ANNAPOLIS, Md. — Despite a severe flu season that should’ve put more patients into skilled nursing facilities, occupancy in the sector continued its years-long decline in fourth-quarter 2017, according to the National Investment Center for Seniors Housing and Care (NIC).
NIC is an Annapolis-based nonprofit organization that tracks data in the seniors housing sector. The information is based on a sample population captured each month from 1,447 skilled nursing properties across 48 states.
The fourth-quarter data shows seniors housing occupancy hitting 81.9 percent in fourth-quarter 2017, down 66 basis points from the previous quarter and 159 basis points year-over-year.

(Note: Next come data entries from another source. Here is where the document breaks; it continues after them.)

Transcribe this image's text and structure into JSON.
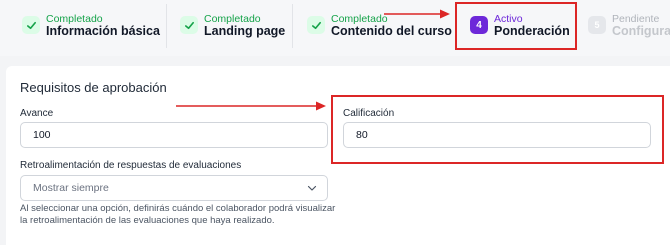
{
  "stepper": {
    "steps": [
      {
        "status": "Completado",
        "title": "Información básica",
        "badge_icon": "check-icon"
      },
      {
        "status": "Completado",
        "title": "Landing page",
        "badge_icon": "check-icon"
      },
      {
        "status": "Completado",
        "title": "Contenido del curso",
        "badge_icon": "check-icon"
      },
      {
        "status": "Activo",
        "title": "Ponderación",
        "number": "4"
      },
      {
        "status": "Pendiente",
        "title": "Configuración",
        "number": "5"
      }
    ]
  },
  "form": {
    "section_title": "Requisitos de aprobación",
    "avance": {
      "label": "Avance",
      "value": "100"
    },
    "calificacion": {
      "label": "Calificación",
      "value": "80"
    },
    "retro": {
      "label": "Retroalimentación de respuestas de evaluaciones",
      "selected": "Mostrar siempre",
      "helper": "Al seleccionar una opción, definirás cuándo el colaborador podrá visualizar la retroalimentación de las evaluaciones que haya realizado."
    }
  },
  "colors": {
    "accent": "#6d28d9",
    "complete": "#16a34a",
    "annotation": "#dc2626"
  }
}
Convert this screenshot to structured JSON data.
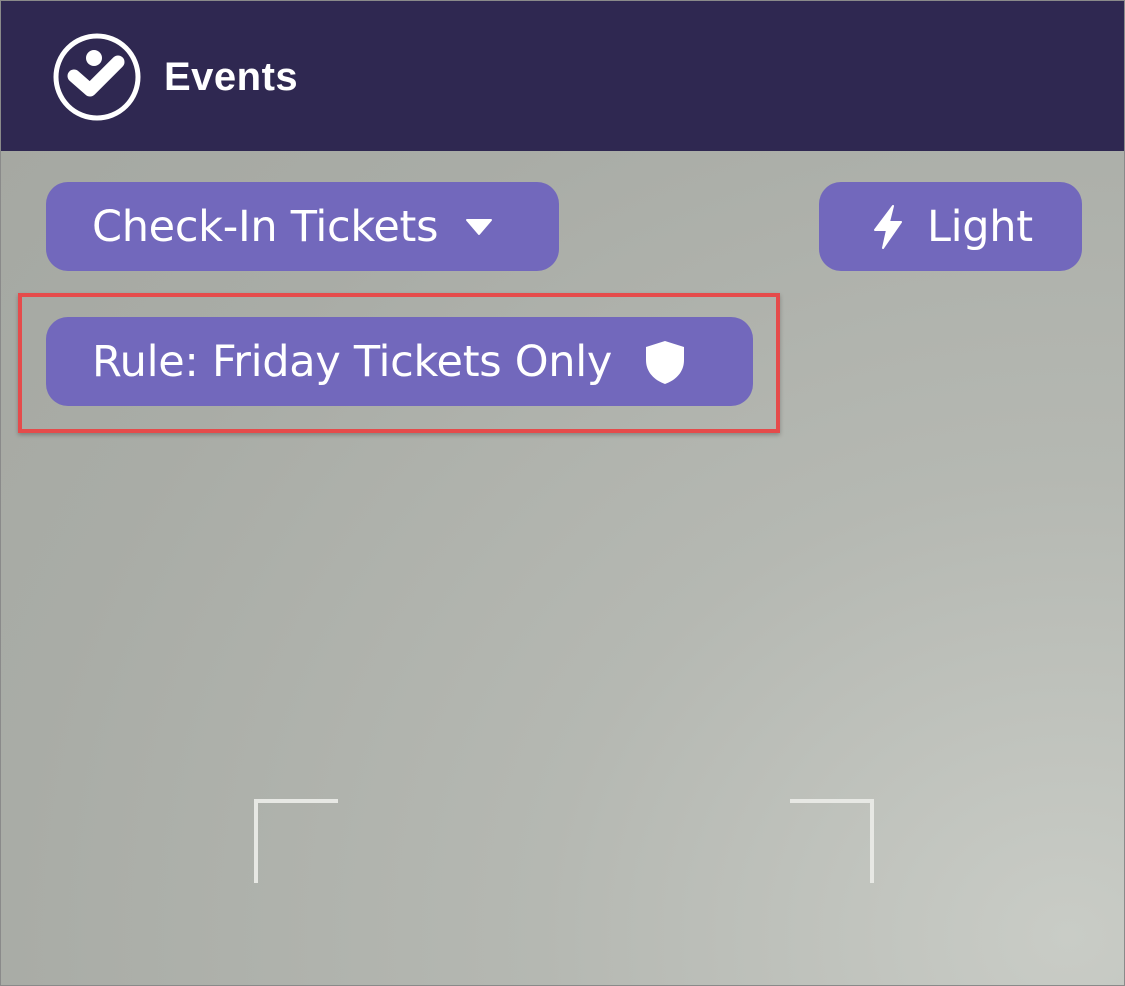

“Occupancy at skilled nursing properties was down despite a relatively early and severe flu season, which usually causes an increase in occupancy in a typical fourth quarter,” says Bill Kauffman, senior principal at NIC. “In addition, occupancy declined more significantly in rural areas than urban areas over the past year.”
The report also revealed that revenue from Medicaid now represents just under half of all revenue at skilled nursing properties (49.3 percent), which is up 70 basis points from the prior year. Meanwhile, revenue from Medicare, which pays the most for skilled nursing, fell to 22.8 percent, down 98 basis points from the prior year.
This is the first quarterly report where NIC has separately broken out urban and rural areas for separate analysis.
“A combination of factors, including demographics, competition from home healthcare and telehealth, and reforms to the healthcare system may translate into different impacts on occupancy trends in rural and urban settings,” says Beth Burnham Mace, chief economist for NIC.